# 2008 Madone-Velonews Article - BB/Headset?



## mtbdcd (Jul 7, 2002)

Link to a velonews article:
http://www.velonews.com/tech/report/articles/12366.0.html

Looks like the new Madone's have a proprietary headset and BB bearings? Or am i misinterpreting the article? How will this work with different model cranksets? 

I had kind of a bad experience with the proprietary headset i had on my 5900. 
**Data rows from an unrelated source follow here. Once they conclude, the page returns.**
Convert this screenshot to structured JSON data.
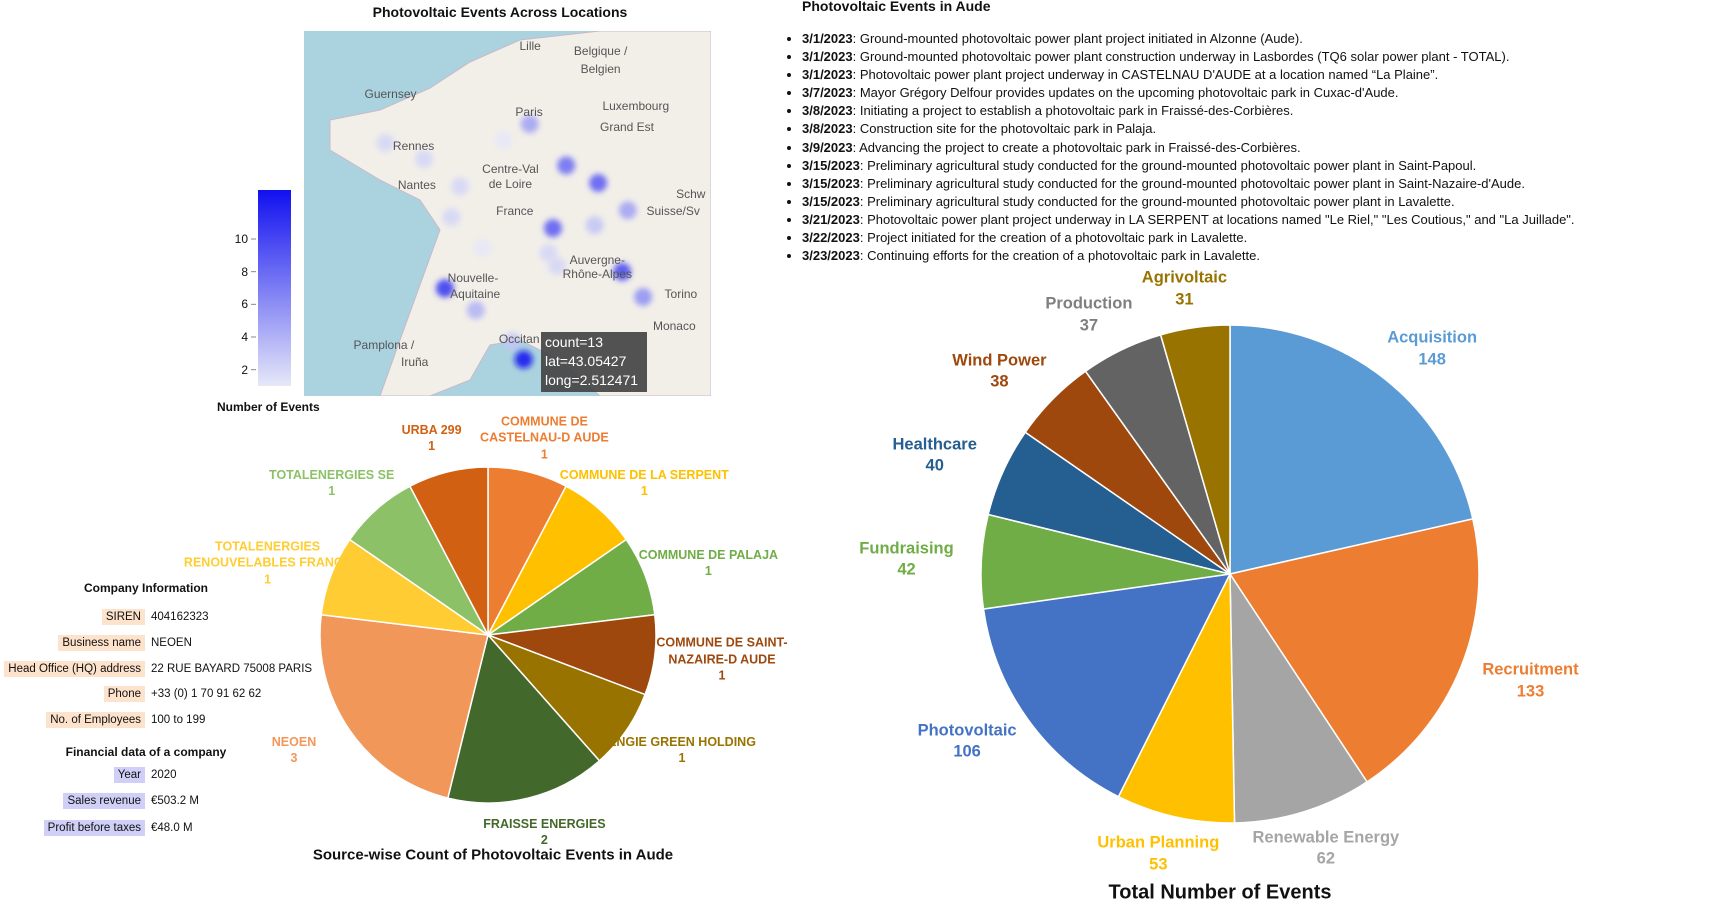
{
  "chart_data": [
    {
      "type": "map",
      "title": "Photovoltaic Events Across Locations",
      "colorbar_title": "Number of Events",
      "clim": [
        1,
        13
      ],
      "cticks": [
        2,
        4,
        6,
        8,
        10
      ],
      "xlim": [
        -5.8,
        9.6
      ],
      "ylim": [
        42.2,
        50.75
      ],
      "lon": [
        2.74,
        -2.72,
        0.1,
        1.74,
        4.12,
        5.33,
        6.45,
        3.62,
        5.2,
        3.45,
        6.24,
        7.03,
        -0.47,
        0.7,
        2.08,
        2.512471,
        -1.26,
        -0.22,
        0.95,
        3.78
      ],
      "lat": [
        48.57,
        48.13,
        47.11,
        48.19,
        47.6,
        47.19,
        46.55,
        46.13,
        46.2,
        45.55,
        45.11,
        44.52,
        44.72,
        44.21,
        43.47,
        43.05427,
        47.75,
        46.39,
        45.67,
        45.24
      ],
      "count": [
        5,
        2,
        2,
        1,
        8,
        9,
        5,
        9,
        3,
        2,
        10,
        6,
        11,
        4,
        3,
        13,
        2,
        2,
        1,
        2
      ],
      "map_labels": [
        "Lille",
        "Belgique /",
        "Belgien",
        "Guernsey",
        "Paris",
        "Luxembourg",
        "Grand Est",
        "Rennes",
        "Nantes",
        "Centre-Val",
        "de Loire",
        "France",
        "Schw",
        "Suisse/Sv",
        "Nouvelle-",
        "Aquitaine",
        "Auvergne-",
        "Rhône-Alpes",
        "Torino",
        "Monaco",
        "Pamplona /",
        "Iruña",
        "Occitan"
      ],
      "tooltip": [
        "count=13",
        "lat=43.05427",
        "long=2.512471"
      ]
    },
    {
      "type": "pie",
      "title": "Source-wise Count of Photovoltaic Events in Aude",
      "categories": [
        "COMMUNE DE CASTELNAU-D AUDE",
        "COMMUNE DE LA SERPENT",
        "COMMUNE DE PALAJA",
        "COMMUNE DE SAINT-NAZAIRE-D AUDE",
        "ENGIE GREEN HOLDING",
        "FRAISSE ENERGIES",
        "NEOEN",
        "TOTALENERGIES RENOUVELABLES FRANCE",
        "TOTALENERGIES SE",
        "URBA 299"
      ],
      "values": [
        1,
        1,
        1,
        1,
        1,
        2,
        3,
        1,
        1,
        1
      ],
      "colors": [
        "#ed7d31",
        "#ffc000",
        "#70ad47",
        "#9e480e",
        "#997300",
        "#43682b",
        "#f1975a",
        "#ffcd33",
        "#8cc168",
        "#d26012"
      ]
    },
    {
      "type": "pie",
      "title": "Total Number of Events",
      "categories": [
        "Acquisition",
        "Recruitment",
        "Renewable Energy",
        "Urban Planning",
        "Photovoltaic",
        "Fundraising",
        "Healthcare",
        "Wind Power",
        "Production",
        "Agrivoltaic"
      ],
      "values": [
        148,
        133,
        62,
        53,
        106,
        42,
        40,
        38,
        37,
        31
      ],
      "colors": [
        "#5b9bd5",
        "#ed7d31",
        "#a5a5a5",
        "#ffc000",
        "#4472c4",
        "#70ad47",
        "#255e91",
        "#9e480e",
        "#636363",
        "#997300"
      ]
    }
  ],
  "events": {
    "title": "Photovoltaic Events in Aude",
    "items": [
      {
        "date": "3/1/2023",
        "text": ": Ground-mounted photovoltaic power plant project initiated in Alzonne (Aude)."
      },
      {
        "date": "3/1/2023",
        "text": ": Ground-mounted photovoltaic power plant construction underway in Lasbordes (TQ6 solar power plant - TOTAL)."
      },
      {
        "date": "3/1/2023",
        "text": ": Photovoltaic power plant project underway in CASTELNAU D'AUDE at a location named “La Plaine”."
      },
      {
        "date": "3/7/2023",
        "text": ": Mayor Grégory Delfour provides updates on the upcoming photovoltaic park in Cuxac-d'Aude."
      },
      {
        "date": "3/8/2023",
        "text": ": Initiating a project to establish a photovoltaic park in Fraissé-des-Corbières."
      },
      {
        "date": "3/8/2023",
        "text": ": Construction site for the photovoltaic park in Palaja."
      },
      {
        "date": "3/9/2023",
        "text": ": Advancing the project to create a photovoltaic park in Fraissé-des-Corbières."
      },
      {
        "date": "3/15/2023",
        "text": ": Preliminary agricultural study conducted for the ground-mounted photovoltaic power plant in Saint-Papoul."
      },
      {
        "date": "3/15/2023",
        "text": ": Preliminary agricultural study conducted for the ground-mounted photovoltaic power plant in Saint-Nazaire-d'Aude."
      },
      {
        "date": "3/15/2023",
        "text": ": Preliminary agricultural study conducted for the ground-mounted photovoltaic power plant in Lavalette."
      },
      {
        "date": "3/21/2023",
        "text": ": Photovoltaic power plant project underway in LA SERPENT at locations named \"Le Riel,\" \"Les Coutious,\" and \"La Juillade\"."
      },
      {
        "date": "3/22/2023",
        "text": ": Project initiated for the creation of a photovoltaic park in Lavalette."
      },
      {
        "date": "3/23/2023",
        "text": ": Continuing efforts for the creation of a photovoltaic park in Lavalette."
      }
    ]
  },
  "company_info": {
    "title": "Company Information",
    "rows": [
      [
        "SIREN",
        "404162323"
      ],
      [
        "Business name",
        "NEOEN"
      ],
      [
        "Head Office (HQ) address",
        "22 RUE BAYARD 75008 PARIS"
      ],
      [
        "Phone",
        "+33 (0) 1 70 91 62 62"
      ],
      [
        "No. of Employees",
        "100 to 199"
      ]
    ]
  },
  "financial_data": {
    "title": "Financial data of a company",
    "rows": [
      [
        "Year",
        "2020"
      ],
      [
        "Sales revenue",
        "€503.2 M"
      ],
      [
        "Profit before taxes",
        "€48.0 M"
      ]
    ]
  }
}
How does the seatpost work, that is how much adjustment do you get. And i guess that is proprietary too?


----------



## Olancha (Jan 4, 2007)

From http://www2.trekbikes.com/madone/technology/efficiency/ :

_"...Designed to accept most two-piece crank designs from Shimano®, Bontrager®, SRAM®, FSA®, and Campagnolo® without affecting the q-factor, the integrated bottom bracket design saves 40 grams compared to traditional designs..."
"...A slip fit bearing system that uses common, standard-sized bearings and requires no specialty tools or big torque loads..."
_
So it does look like a proprietary BB bearing system that will work on "most" two-piece cranks. 

Here is another Trek link that discusses the adjustments on the seat mast:
http://trekroad.typepad.com/trekroad/2007/06/what_size_madon.html

Edit. Per Damon Rinard at Trek:
_"...the bottom bracket bearings are a standard size, so you could easily change them to ceramic aftermarket ones if you wish..."_
http://trekroad.typepad.com/trekroad/2007/06/velonews_lennar.html#comments


----------



## dead flag blues (Aug 26, 2004)

http://www.cyclingnews.com/tech.php?id=tech/2007/features/trek_madone_launch07

good cycling news coverage.


----------